La Spagna è una delle nazioni più accoglienti per i lavoratori da remoto grazie a infrastrutture digitali avanzate e una qualità della vita elevata.
Tenerife, Gran Canaria e Fuerteventura hanno investito nella creazione di spazi di coworking e coliving, mentre il governo locale ha introdotto il regime fiscale speciale ZEC (Zona Especial Canaria), che offre significative agevolazioni fiscali alle imprese e ai professionisti che vi si stabiliscono.
Il Portogallo è tra i paesi europei più attenti alle esigenze dei nomadi digitali, con un regime fiscale vantaggioso e visti dedicati, a Madeiralo startupper Gonçalo Hall ha inaugurato il primo Digital Nomad Village, un progetto che fornisce incentivi economici, spazi di coworking gratuiti e assistenza burocratica per chi decide di trasferirsi.
Anche l’Italia ha adottato strategie per attrarre nomadi digitali, puntando sui piccoli borghi con il programma Borgo Office che offre alloggi a prezzi agevolati e spazi di coworking.
La Calabria ad esempio, ha avviato un’iniziativa che prevede fino a 28.000 euro di contributi per chi decide di stabilirsi in uno dei suoi comuni meno popolati per almeno tre anni.

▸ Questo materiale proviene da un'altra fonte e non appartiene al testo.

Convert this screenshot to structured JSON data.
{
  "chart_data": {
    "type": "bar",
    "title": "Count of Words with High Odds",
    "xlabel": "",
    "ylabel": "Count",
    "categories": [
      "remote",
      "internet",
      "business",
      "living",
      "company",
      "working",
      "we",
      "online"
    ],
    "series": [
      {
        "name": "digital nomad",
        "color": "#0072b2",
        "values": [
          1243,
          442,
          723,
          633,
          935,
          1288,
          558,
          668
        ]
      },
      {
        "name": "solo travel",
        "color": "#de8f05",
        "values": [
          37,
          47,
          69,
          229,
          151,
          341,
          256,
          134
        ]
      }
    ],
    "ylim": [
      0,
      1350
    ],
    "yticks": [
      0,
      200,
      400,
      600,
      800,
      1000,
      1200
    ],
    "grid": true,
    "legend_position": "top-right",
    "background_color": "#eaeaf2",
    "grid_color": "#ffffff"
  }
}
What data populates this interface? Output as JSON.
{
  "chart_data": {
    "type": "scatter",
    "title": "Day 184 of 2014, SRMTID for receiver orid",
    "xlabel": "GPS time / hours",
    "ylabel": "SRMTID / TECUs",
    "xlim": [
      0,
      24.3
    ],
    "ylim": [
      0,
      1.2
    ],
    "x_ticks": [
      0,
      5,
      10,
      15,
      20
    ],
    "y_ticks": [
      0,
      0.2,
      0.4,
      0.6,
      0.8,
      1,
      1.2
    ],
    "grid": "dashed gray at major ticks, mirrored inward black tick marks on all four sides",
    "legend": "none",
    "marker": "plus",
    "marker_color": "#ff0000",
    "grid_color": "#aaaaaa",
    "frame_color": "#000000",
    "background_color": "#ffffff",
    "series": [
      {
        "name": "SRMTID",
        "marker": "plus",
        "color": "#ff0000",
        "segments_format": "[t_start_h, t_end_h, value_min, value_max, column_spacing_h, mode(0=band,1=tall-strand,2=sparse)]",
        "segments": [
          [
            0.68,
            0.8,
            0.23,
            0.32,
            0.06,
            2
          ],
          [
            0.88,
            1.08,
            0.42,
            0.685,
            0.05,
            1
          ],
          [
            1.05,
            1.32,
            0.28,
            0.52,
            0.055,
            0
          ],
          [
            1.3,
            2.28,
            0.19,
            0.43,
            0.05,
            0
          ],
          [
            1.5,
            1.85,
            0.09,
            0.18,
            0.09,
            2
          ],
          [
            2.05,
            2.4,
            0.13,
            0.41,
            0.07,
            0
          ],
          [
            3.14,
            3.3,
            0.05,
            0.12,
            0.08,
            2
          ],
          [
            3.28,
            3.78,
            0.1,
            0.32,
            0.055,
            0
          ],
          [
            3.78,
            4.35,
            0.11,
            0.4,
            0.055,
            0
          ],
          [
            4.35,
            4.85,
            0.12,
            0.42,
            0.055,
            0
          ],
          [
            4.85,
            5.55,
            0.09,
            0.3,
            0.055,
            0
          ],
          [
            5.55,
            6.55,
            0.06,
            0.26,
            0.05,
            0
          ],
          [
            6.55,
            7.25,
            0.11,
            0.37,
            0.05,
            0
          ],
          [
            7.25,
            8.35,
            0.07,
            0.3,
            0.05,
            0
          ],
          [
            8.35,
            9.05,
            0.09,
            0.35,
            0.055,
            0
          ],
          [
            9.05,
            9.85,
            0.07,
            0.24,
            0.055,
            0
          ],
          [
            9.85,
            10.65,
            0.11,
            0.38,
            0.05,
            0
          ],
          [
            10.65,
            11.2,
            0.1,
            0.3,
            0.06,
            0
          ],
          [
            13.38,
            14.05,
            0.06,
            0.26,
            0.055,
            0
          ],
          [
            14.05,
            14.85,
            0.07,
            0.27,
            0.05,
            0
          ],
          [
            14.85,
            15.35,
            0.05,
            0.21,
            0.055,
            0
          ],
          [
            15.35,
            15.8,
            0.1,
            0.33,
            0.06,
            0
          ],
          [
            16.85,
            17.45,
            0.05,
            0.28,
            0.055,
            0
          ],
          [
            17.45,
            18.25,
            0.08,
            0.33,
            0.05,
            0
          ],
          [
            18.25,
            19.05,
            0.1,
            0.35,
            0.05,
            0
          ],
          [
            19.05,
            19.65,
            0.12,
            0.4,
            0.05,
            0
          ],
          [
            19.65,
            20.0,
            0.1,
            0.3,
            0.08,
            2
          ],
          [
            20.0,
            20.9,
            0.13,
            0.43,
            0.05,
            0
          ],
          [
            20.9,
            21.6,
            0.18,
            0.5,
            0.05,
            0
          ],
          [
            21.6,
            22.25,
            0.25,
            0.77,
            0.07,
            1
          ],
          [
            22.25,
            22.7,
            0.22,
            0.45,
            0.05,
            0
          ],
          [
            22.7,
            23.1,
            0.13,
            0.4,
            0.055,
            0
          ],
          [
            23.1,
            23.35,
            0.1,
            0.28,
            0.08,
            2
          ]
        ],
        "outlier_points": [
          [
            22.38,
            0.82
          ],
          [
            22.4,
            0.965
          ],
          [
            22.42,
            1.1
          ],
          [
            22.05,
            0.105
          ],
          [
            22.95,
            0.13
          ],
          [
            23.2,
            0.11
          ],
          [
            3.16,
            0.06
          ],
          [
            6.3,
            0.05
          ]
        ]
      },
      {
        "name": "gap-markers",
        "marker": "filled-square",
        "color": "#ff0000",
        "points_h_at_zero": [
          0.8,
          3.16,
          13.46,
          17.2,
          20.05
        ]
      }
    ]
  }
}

La Croazia è diventata una destinazione emergente grazie al Digital Nomad Visa, che permette ai lavoratori da remoto di risiedere nel paese fino a un anno senza dover pagare tasse sul reddito prodotto all’estero, Dubrovnik sta investendo nello sviluppo di comunità per nomadi digitali, con spazi di lavoro attrezzati e programmi di networking, Zagabria, offre una valida alternativa per chi cerca una città con un costo della vita contenuto ma altamente connessa.
Buenos Aires è una delle mete più attrattive per i nomadi digitali, grazie a costi contenuti, cultura cosmopolita e infrastrutture digitali ben sviluppate. Il governo argentino ha introdotto un visto speciale per i lavoratori da remoto, con incentivi dedicati ai professionisti del settore digitale.
L’isola di Mauritius è una delle mete tropicali più richieste tra i nomadi digitali, grazie al Premium Travel Visa, che consente soggiorni fino a un anno con possibilità di proroga.
Il Costa Rica si posiziona tra le migliori destinazioni per chi desidera lavorare immerso nella natura, il governo ha esentato dall’imposta sul reddito i lavoratori da remoto non cittadini, inoltre sono previste agevolazioni doganali per l’importazione di dispositivi elettronici necessari al lavoro a distanza.
Queste sono solo alcune delle mete che hanno deciso di scommettere sui nomadi digitali e a oggi sembra che la strada intrapresa sia quella giusta, anche se ancora molto c'è da fare, soprattutto nell'ottica di un radicale cambiamento nella mentalità generale, perché, è bene ricordarlo, bisognerebbe lavorare e vivere non vivere per lavorare.